Most people say that saving 10% is good enough (of your net income).
So if you make $2000 net a month, you should save at least $200/month.
I like 10% as a general rule for all incomes, but as I tend to make a very varied income year-by-year, not to mention that my income is rather high to begin with it makes no real sense for me to stick to that 10% rule.
Seeing as I make more money than the average person, I don’t think I should also be saving an average percentage.
If I make an extraordinary income, I should also save an equally extraordinary amount.
SO I SAVE “ALL THE REST”, AT A MINIMUM OF 25% OF MY NET INCOME; ON AVERAGE 50% OF MY INCOME
What I do, is set an ideal household budget of around $30,000 (but I allow myself go up to $35K – $40K in exceptional cases depending on if I want to do things like travel a lot), so I don’t feel like I am a miser, nor am I living extravagantly, then I try to do these things:
- “Save all the rest of my money” — this is my general rule
- Save at least 25% (that’s my preferred ‘savings rate’ for people if it is within financial reach)
- Really actually aim to save 50% of my net income
- Secretly aim for the stars at 90% of my net income
I am completely, 100% aware that saving 25% is not in everyone’s financial reach.
Trying to make do on $33,0000 a year (gross average salary), by yourself, paying rent in an urban city, buying food, going to work, and then thinking about saving 25% of that, is near impossible unless you go to extremes or move to the middle of nowhere, where there aren’t many job options.
The goal is to get one of these by the time I retire… 😛
WHAT IF I DON’T WORK IN A YEAR?
If I don’t work in a year (it happens!), I still stick to my original household budget (although I kind of slide off into the cheaper end things, and start returning non-essentials), and I wait (impatiently) for the next contract to catch up.
If I don’t set an average budget for myself, I’ll end up doing what ALL freelancers experience at one point or another: overspending without thinking of when your next contract will come.
I have to keep something steady and reasonable in place, or else it will be feast or famine, the latter of which is not fun at all.
HOW CAN THIS APPLY TO ME?
Even with a steady job, if you make a significant amount of money of let’s say at least $60,000 or so (you already KNOW if it’s a lot of money or not), you should try to:
- Create a budget that will make you save 25% of your net income at a minimum
- Aim for a general spending budget that is reasonable but not crazy fun
Note: It doesn’t only apply to “savings”, because if you have debt, I still consider it to be savings, but in the negatives.

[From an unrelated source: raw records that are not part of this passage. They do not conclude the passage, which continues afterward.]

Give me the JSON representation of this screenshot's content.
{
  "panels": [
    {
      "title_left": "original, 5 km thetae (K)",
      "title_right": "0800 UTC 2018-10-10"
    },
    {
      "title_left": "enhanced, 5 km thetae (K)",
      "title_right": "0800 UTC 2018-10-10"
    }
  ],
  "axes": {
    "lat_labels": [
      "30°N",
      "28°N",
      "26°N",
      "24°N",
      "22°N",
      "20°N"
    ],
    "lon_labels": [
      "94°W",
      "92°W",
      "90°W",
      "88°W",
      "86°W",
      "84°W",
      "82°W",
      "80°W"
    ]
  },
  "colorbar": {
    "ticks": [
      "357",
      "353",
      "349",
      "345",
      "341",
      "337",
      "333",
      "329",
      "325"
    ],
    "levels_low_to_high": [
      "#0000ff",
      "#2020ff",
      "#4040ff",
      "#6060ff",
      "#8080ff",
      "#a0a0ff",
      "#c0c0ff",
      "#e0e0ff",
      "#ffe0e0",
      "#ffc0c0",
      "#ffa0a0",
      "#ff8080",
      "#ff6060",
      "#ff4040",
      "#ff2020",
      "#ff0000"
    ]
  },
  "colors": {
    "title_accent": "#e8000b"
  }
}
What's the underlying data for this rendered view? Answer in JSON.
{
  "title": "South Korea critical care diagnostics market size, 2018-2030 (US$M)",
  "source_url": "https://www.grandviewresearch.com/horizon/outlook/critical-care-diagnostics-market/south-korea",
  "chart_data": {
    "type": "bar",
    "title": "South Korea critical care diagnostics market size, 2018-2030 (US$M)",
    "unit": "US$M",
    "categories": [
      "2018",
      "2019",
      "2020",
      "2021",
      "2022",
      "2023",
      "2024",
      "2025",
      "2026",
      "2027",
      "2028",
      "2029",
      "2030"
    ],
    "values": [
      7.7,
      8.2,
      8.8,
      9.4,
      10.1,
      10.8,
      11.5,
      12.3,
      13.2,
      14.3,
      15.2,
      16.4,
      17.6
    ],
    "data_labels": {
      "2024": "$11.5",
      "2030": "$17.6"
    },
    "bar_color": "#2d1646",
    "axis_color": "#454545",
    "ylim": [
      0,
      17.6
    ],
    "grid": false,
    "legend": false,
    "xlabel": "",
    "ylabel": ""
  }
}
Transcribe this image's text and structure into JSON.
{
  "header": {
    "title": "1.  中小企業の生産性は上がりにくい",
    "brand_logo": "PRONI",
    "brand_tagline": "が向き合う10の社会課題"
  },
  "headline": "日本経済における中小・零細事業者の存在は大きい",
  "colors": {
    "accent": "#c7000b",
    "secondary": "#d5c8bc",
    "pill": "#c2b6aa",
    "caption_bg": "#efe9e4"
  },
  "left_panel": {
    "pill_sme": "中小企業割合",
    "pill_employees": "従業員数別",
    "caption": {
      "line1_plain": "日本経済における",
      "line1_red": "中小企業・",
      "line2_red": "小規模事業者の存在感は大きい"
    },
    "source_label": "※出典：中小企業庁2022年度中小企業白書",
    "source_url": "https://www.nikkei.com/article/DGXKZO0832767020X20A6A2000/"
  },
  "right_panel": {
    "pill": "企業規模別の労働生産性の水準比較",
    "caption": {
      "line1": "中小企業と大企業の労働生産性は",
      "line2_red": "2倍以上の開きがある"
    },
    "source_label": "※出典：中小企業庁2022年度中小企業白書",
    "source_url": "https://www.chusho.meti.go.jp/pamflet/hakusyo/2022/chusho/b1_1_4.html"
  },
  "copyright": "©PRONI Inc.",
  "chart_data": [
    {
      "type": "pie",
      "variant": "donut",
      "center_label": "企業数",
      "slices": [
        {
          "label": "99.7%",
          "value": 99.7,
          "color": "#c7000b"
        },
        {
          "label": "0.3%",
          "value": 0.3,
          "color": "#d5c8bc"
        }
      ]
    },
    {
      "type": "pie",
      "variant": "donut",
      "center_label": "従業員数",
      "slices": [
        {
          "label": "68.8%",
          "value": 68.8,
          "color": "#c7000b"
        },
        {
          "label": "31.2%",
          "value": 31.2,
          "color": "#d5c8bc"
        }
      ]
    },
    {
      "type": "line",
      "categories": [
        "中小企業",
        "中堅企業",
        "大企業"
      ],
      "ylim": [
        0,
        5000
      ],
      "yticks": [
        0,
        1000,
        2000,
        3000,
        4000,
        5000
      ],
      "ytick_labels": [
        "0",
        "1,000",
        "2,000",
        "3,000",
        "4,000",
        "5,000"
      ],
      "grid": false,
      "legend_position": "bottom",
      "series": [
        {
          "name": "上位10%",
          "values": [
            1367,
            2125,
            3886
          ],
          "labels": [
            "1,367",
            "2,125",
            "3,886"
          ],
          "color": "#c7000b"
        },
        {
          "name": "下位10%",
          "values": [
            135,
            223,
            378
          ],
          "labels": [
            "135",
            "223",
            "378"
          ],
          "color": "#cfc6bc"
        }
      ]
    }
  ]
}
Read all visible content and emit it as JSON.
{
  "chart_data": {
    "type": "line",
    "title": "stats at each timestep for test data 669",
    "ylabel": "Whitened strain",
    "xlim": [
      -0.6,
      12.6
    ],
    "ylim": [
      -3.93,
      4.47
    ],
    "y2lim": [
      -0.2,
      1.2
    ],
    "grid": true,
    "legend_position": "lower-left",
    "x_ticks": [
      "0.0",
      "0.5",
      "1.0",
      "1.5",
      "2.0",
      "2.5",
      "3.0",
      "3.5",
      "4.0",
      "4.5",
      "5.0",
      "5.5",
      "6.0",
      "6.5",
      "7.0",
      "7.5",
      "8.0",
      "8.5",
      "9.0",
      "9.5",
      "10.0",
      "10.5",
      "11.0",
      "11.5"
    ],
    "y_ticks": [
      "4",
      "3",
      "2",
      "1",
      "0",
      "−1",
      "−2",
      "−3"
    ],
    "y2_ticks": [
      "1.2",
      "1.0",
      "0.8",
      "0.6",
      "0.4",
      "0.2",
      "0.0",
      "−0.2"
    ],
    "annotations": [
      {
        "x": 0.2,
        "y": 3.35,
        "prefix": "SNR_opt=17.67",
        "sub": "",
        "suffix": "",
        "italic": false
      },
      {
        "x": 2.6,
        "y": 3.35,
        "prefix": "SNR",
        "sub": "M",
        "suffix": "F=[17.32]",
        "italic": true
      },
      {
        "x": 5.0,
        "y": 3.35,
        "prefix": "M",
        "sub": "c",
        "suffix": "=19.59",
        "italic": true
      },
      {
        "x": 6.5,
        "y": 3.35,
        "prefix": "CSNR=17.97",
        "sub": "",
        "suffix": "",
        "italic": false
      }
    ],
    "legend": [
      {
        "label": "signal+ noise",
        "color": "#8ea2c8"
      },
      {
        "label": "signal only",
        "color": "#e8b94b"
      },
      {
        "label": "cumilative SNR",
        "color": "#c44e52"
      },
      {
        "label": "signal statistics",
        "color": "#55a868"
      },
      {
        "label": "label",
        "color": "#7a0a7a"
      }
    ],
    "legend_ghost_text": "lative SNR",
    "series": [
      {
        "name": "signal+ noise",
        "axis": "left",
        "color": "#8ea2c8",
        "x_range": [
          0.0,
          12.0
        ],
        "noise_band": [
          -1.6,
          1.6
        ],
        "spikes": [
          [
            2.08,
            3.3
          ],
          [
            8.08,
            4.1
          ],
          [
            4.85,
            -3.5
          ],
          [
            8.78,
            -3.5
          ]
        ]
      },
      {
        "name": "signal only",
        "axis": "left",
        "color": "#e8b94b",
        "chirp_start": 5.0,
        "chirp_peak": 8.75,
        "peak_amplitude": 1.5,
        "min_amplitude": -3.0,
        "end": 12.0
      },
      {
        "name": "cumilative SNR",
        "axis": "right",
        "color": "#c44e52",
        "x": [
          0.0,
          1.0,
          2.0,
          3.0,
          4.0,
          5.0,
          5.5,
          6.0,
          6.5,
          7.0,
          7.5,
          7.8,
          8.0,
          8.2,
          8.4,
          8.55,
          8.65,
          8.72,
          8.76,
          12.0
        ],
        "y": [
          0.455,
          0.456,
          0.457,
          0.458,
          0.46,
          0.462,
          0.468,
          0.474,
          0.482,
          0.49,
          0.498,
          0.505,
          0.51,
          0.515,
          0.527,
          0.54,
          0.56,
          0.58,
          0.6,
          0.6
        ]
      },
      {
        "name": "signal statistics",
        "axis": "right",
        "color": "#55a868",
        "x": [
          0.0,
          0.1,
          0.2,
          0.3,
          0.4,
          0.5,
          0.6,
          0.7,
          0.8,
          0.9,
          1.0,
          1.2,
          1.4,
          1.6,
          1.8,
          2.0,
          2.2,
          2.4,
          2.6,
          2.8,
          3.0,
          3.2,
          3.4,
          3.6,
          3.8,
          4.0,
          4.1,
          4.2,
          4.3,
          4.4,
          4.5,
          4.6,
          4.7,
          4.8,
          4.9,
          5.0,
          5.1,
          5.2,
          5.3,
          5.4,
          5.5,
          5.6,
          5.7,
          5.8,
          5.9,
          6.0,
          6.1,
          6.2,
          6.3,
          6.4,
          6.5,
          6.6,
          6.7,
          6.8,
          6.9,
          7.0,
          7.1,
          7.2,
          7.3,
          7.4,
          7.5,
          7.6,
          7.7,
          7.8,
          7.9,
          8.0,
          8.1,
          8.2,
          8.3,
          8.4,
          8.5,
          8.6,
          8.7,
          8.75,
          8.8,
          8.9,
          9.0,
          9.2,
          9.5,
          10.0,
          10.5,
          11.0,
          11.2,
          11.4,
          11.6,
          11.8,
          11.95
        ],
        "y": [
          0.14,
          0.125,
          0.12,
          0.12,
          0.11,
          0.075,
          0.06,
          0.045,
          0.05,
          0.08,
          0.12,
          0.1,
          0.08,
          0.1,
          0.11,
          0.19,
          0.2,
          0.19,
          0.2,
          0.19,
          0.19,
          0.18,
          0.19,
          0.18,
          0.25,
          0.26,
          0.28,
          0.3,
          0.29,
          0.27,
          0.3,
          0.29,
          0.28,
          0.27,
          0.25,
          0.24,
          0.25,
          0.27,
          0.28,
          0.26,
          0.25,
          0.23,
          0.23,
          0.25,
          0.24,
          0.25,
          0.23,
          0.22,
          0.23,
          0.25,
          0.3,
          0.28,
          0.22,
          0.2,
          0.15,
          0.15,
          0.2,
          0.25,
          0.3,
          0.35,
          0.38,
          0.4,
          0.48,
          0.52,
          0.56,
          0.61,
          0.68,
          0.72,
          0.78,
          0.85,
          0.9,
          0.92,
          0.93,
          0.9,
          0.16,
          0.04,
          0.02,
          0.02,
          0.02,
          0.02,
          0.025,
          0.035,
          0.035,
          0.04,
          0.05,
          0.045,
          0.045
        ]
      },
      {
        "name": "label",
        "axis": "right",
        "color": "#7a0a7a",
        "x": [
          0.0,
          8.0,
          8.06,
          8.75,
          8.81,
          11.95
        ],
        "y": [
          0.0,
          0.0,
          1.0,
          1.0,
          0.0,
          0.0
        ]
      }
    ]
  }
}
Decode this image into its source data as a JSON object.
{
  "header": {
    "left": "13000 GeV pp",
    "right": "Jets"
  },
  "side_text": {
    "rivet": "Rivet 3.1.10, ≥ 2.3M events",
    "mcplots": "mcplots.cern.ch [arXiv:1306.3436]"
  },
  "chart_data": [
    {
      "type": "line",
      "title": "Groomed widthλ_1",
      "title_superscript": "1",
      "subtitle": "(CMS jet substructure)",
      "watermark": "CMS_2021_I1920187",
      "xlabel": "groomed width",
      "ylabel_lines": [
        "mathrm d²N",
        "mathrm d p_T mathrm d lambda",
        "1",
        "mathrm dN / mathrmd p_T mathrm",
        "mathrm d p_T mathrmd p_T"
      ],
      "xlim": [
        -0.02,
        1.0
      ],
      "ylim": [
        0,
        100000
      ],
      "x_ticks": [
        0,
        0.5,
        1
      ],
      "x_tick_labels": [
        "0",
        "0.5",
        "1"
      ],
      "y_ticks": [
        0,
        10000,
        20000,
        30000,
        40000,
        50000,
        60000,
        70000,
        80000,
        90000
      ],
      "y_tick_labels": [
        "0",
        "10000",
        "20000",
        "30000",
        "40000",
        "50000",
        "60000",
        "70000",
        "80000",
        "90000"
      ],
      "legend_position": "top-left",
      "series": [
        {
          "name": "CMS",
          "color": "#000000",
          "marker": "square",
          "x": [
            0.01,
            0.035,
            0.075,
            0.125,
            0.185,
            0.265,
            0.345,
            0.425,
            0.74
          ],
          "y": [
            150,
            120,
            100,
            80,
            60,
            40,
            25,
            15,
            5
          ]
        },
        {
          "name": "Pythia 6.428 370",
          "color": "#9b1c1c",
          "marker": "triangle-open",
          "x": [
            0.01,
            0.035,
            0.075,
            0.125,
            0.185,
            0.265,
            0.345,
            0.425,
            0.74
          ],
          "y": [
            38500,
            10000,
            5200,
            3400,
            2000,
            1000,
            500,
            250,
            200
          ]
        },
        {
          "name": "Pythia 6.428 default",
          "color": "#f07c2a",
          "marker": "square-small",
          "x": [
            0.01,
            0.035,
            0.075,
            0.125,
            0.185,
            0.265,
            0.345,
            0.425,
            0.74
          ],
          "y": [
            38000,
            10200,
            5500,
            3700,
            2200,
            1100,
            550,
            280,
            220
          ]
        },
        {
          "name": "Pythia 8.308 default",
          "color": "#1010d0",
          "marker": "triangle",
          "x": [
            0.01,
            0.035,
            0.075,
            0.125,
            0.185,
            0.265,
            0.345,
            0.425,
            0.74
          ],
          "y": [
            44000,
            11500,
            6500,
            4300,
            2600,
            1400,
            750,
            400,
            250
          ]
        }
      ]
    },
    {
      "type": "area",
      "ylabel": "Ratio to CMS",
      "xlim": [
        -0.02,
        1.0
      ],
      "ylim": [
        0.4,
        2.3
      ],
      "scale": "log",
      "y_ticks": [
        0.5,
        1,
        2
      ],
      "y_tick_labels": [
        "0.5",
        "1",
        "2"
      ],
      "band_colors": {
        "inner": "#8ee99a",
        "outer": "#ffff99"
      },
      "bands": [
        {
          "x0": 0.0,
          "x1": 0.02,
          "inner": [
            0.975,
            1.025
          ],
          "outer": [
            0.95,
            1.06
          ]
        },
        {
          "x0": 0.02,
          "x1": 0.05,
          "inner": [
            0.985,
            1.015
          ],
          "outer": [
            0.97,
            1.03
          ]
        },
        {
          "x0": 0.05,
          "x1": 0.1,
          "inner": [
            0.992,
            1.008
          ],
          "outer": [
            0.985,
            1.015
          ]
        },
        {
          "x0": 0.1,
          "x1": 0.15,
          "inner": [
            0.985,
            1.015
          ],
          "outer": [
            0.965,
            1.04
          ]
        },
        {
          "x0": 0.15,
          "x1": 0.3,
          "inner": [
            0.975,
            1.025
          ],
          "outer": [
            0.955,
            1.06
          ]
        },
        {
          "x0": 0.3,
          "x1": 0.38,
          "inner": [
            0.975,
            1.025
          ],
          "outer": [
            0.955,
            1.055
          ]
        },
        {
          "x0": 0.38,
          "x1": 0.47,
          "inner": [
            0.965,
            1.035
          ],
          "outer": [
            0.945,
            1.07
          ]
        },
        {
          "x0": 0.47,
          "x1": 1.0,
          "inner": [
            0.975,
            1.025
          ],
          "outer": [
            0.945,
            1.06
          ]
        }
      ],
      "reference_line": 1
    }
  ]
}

You’re essentially saving that money to put it into your debt, which increases your net worth, and does make an impact, even if you don’t see the cash in your bank balance.
You aren’t throwing it away, because you’ve basically pre-spent that cash for whatever reason.
You can also save for short-term fun things like Holiday Shopping or Vacations.
Let’s look at the numbers for a $60,000 a year budget:
In Ontario, you’d net around $48,000 if you earn $60,0000 gross (assuming no tax credits, like if you save in an RRSP, or other things that would be personal to you):
25% of that = $12,000 a year, or about $2000 a month
That leaves you about $36,000 a year (net) to spend, which is $3000 a month.
$3000 a month is a very healthy and generous budget in my opinion, and I once lived on something similar when I was in Toronto, paying about $1000 in rent, and $2000 going to food, public transportation, and so on.
For me, I think it’s a good idea to save more money in an ascending percentage, especially when you make more than a healthy income to be able to do so comfortably like I do.
Currently, my savings rate averages around 70% – 90% when I work.